Une chienne croisée labrador de trois mois est référée pour une hématurie qui persiste depuis un mois.

Cas clinique

1. Commémoratifs et anamnèse

Le chiot n’est pas vacciné et vit avec des chevaux. Il est présenté à un premier vétérinaire le jour qui suit l’apparition de sang dans les urines. Après l’exclusion d’une cause traumatique ou toxique, un traitement per os à base de marbofloxacine (Marbocyl®, 2 mg/kg, une fois par jour) et de phloroglucinol (Spasmoglucinol®, 1 comprimé, deux fois par jour) est mis en place pendant quatre jours.

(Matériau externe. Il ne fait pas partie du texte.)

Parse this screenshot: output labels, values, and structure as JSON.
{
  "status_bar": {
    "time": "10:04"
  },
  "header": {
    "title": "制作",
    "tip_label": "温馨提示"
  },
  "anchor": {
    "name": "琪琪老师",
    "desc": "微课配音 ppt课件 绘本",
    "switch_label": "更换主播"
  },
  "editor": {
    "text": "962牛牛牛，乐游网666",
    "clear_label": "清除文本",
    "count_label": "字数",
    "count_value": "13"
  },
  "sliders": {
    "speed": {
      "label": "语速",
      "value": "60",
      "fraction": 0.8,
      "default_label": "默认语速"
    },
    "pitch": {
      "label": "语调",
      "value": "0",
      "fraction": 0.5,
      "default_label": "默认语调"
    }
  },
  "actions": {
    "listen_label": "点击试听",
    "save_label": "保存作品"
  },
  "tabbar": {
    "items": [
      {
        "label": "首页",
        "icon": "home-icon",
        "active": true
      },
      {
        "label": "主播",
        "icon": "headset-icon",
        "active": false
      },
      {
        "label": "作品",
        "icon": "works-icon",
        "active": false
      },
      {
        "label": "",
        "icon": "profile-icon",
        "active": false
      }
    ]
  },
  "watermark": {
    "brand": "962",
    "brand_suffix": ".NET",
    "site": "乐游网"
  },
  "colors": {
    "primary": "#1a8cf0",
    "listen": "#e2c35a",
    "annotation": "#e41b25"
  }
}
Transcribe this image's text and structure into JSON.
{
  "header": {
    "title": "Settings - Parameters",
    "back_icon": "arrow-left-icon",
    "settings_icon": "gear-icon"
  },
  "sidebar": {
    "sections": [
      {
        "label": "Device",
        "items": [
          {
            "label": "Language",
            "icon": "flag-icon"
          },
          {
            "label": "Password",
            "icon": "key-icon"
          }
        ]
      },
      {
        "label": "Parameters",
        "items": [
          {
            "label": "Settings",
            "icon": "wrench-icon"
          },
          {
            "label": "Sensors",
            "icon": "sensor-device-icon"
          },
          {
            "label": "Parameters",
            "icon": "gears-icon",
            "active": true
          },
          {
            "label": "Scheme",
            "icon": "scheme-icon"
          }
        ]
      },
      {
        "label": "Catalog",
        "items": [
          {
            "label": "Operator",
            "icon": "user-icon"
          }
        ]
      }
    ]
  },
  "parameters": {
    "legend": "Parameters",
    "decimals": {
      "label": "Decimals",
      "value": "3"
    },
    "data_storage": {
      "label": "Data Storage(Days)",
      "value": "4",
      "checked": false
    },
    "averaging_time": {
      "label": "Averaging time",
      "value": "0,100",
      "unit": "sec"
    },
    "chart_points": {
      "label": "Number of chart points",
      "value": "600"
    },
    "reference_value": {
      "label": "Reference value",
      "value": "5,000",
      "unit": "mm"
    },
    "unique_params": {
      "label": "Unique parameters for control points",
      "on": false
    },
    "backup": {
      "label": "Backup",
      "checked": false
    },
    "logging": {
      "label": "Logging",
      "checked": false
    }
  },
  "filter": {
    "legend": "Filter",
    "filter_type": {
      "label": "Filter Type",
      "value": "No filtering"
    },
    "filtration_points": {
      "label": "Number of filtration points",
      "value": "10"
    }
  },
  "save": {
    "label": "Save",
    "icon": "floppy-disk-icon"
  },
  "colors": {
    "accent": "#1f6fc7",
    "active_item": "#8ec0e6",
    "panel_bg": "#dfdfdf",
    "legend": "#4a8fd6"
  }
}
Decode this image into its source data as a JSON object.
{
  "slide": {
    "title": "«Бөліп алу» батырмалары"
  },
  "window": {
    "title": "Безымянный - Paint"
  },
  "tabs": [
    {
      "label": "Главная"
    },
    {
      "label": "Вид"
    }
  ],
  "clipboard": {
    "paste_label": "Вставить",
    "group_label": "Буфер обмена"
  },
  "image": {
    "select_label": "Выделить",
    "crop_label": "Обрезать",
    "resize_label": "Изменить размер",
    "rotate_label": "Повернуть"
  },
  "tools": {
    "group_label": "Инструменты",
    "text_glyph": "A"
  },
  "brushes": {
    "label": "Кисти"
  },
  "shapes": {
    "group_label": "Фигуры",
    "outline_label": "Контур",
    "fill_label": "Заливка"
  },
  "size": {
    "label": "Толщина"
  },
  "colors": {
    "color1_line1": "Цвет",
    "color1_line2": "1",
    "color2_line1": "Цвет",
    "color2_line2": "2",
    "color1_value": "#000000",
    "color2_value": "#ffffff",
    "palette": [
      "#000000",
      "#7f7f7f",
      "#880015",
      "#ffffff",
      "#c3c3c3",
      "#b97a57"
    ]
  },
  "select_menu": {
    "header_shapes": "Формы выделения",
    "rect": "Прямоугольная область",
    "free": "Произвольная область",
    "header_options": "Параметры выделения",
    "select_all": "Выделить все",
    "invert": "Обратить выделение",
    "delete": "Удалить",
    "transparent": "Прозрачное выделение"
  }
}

Aucune amélioration n’est constatée. Le propriétaire présente la chienne à un second vétérinaire une semaine après. Un examen échographique abdominal révèle une légère pyélectasie gauche, mais aucun diagnostic n’est émis. Un nouveau traitement est instauré. Il comporte une injection sous-cutanée d’étamsylate (Hémoced®) associée à de l’amoxicilline/acide clavulanique (ClavaseptinP®, 20 mg/kg, par voie orale deux fois par jour pendant deux semaines), à de la vitamine K1 (5 mg/kg, deux fois par jour, pendant trois semaines) et à un diurétique doux à base de Lespedeza capitata, d’artichaut et d’orthosiphon (Phytophale®, 1 comprimé par jour pendant une semaine).

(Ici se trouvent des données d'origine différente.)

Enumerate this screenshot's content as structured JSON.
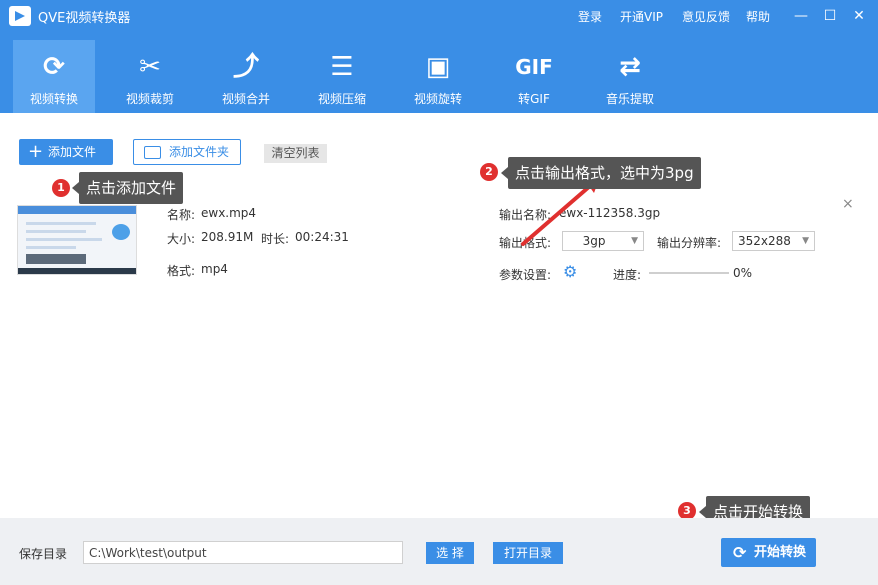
{
  "app": {
    "title": "QVE视频转换器"
  },
  "topbar": {
    "links": [
      "登录",
      "开通VIP",
      "意见反馈",
      "帮助"
    ],
    "window": {
      "minimize": "—",
      "maximize": "☐",
      "close": "✕"
    }
  },
  "toolbar": {
    "items": [
      {
        "label": "视频转换",
        "icon": "refresh-icon",
        "glyph": "⟳",
        "active": true
      },
      {
        "label": "视频裁剪",
        "icon": "scissors-icon",
        "glyph": "✂",
        "active": false
      },
      {
        "label": "视频合并",
        "icon": "merge-icon",
        "glyph": "⤴",
        "active": false
      },
      {
        "label": "视频压缩",
        "icon": "compress-icon",
        "glyph": "☰",
        "active": false
      },
      {
        "label": "视频旋转",
        "icon": "rotate-icon",
        "glyph": "▣",
        "active": false
      },
      {
        "label": "转GIF",
        "icon": "gif-icon",
        "glyph": "GIF",
        "active": false
      },
      {
        "label": "音乐提取",
        "icon": "shuffle-icon",
        "glyph": "⇄",
        "active": false
      }
    ]
  },
  "actions": {
    "add_file": "添加文件",
    "add_folder": "添加文件夹",
    "clear_list": "清空列表"
  },
  "file": {
    "name_label": "名称:",
    "name": "ewx.mp4",
    "size_label": "大小:",
    "size": "208.91M",
    "duration_label": "时长:",
    "duration": "00:24:31",
    "format_label": "格式:",
    "format": "mp4",
    "output_name_label": "输出名称:",
    "output_name": "ewx-112358.3gp",
    "output_format_label": "输出格式:",
    "output_format": "3gp",
    "output_resolution_label": "输出分辨率:",
    "output_resolution": "352x288",
    "params_label": "参数设置:",
    "progress_label": "进度:",
    "progress": "0%",
    "remove": "×"
  },
  "callouts": [
    {
      "num": "1",
      "text": "点击添加文件"
    },
    {
      "num": "2",
      "text": "点击输出格式，选中为3pg"
    },
    {
      "num": "3",
      "text": "点击开始转换"
    }
  ],
  "bottom": {
    "save_label": "保存目录",
    "path": "C:\\Work\\test\\output",
    "select": "选 择",
    "open_dir": "打开目录",
    "start": "开始转换"
  },
  "colors": {
    "primary": "#3a8ee6",
    "callout_badge": "#e0302f",
    "callout_bg": "#555555",
    "arrow": "#e0302f"
  }
}
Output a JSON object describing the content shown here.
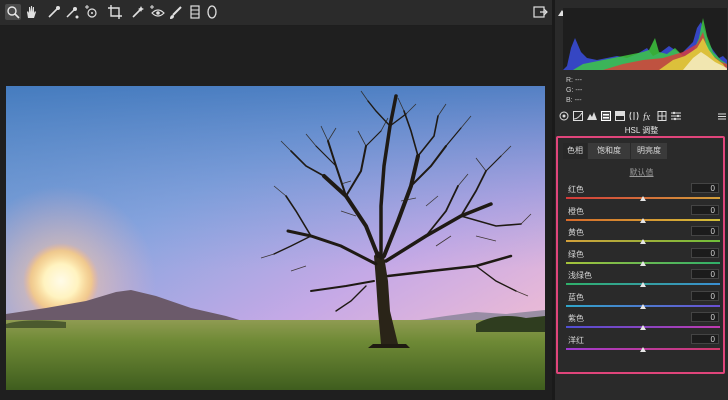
{
  "toolbar": {
    "tools": [
      "zoom-icon",
      "hand-icon",
      "eyedropper-icon",
      "color-sampler-icon",
      "target-adjust-icon",
      "crop-icon",
      "spot-removal-icon",
      "red-eye-icon",
      "brush-icon",
      "graduated-filter-icon",
      "radial-filter-icon"
    ]
  },
  "histogram": {
    "r_label": "R:",
    "r_value": "---",
    "g_label": "G:",
    "g_value": "---",
    "b_label": "B:",
    "b_value": "---"
  },
  "panel": {
    "title": "HSL 调整",
    "tabs": [
      {
        "label": "色相"
      },
      {
        "label": "饱和度"
      },
      {
        "label": "明亮度"
      }
    ],
    "default_link": "默认值",
    "sliders": [
      {
        "label": "红色",
        "value": "0",
        "color_left": "#d33a3a",
        "color_right": "#d3a03a"
      },
      {
        "label": "橙色",
        "value": "0",
        "color_left": "#d86a2a",
        "color_right": "#d3c03a"
      },
      {
        "label": "黄色",
        "value": "0",
        "color_left": "#d3a03a",
        "color_right": "#6fbf3a"
      },
      {
        "label": "绿色",
        "value": "0",
        "color_left": "#a6c23a",
        "color_right": "#2fb06a"
      },
      {
        "label": "浅绿色",
        "value": "0",
        "color_left": "#2fb06a",
        "color_right": "#3a8fd3"
      },
      {
        "label": "蓝色",
        "value": "0",
        "color_left": "#2fa6c9",
        "color_right": "#6a4fd3"
      },
      {
        "label": "紫色",
        "value": "0",
        "color_left": "#4f4fd3",
        "color_right": "#c03ab0"
      },
      {
        "label": "洋红",
        "value": "0",
        "color_left": "#a03ad3",
        "color_right": "#d33a6a"
      }
    ]
  }
}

Le chiot est présenté de nouveau un mois après le début des signes car l’hématurie n’a pas régressé.

2. Examen clinique

Le chiot est en bon état général. Hormis des muqueuses buccales et oculaires pâles, l’examen clinique ne révèle rien d’anormal.

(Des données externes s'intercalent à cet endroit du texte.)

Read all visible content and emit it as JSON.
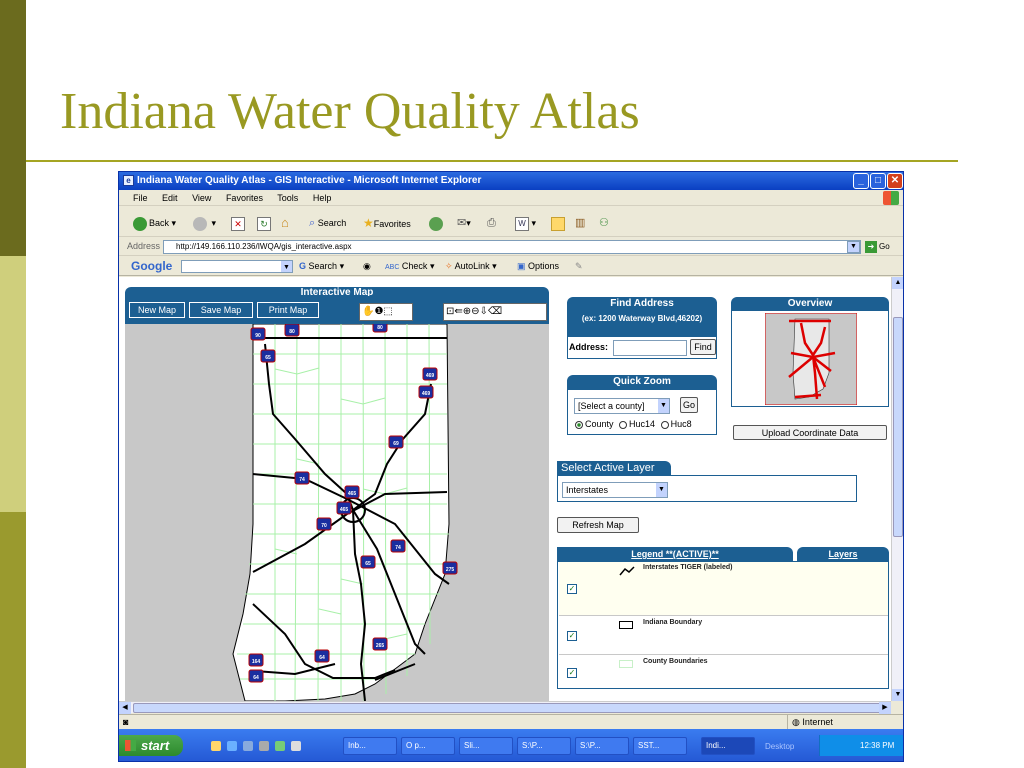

Le propriétaire décrit des urines teintées de sang à chaque miction et pendant toute la durée de celle-ci. Ni dysurie, ni strangurie, ni pollakiurie, ni pertes sanguines en dehors des mictions ne sont rapportées.

3. Hypothèses diagnostiques

Il convient tout d’abord de distinguer au sein de l’appareil urinaire, une atteinte basse (urètre, vessie) d’une atteinte haute (uretère, rein) (figure).

Chez un chiot, les principales causes d’hématurie sont des lésions post-traumatiques (la chienne vit au milieu de chevaux), une origine infectieuse, une anomalie congénitale (polykystose rénale, malformation vasculaire, etc.) ou un trouble de l’hémostase. La présence de calculs (notamment en cas de shunt portosystémique) est à considérer dans un deuxième temps et, bien que plus rare chez un jeune, un néoplasme peut être envisagé.

Après exclusion de toutes ces causes, un diagnostic d’hématurie idiopathique est émis.

4. Examens complémentaires

Examen urinaire

Un examen des urines (bandelette, test de Heller, centrifugation et observation du culot au microscope) obtenues par cystocentèse met en évidence des hématies et des protéines en grande quantité, ainsi que quelques coques et cellules inflammatoires. Ces anomalies confirment une atteinte de l’appareil urinaire et orientent le diagnostic vers une atteinte glomérulaire associée à une infection bactérienne.

Examen sanguin

Une coagulopathie ne peut cependant pas être exclue. Une mesure du temps de saignement gingival (dans les normes, c’est-à-dire inférieur à 2,5minutes) ainsi qu’un bilan hématologique sont pratiqués (tableau).

Ce dernier exclut une trombocytopénie et confirme l’anémie, qui n’est que modérée selon les normes chez le chiot. Celle-ci est normochrome, normocytaire et régénérative.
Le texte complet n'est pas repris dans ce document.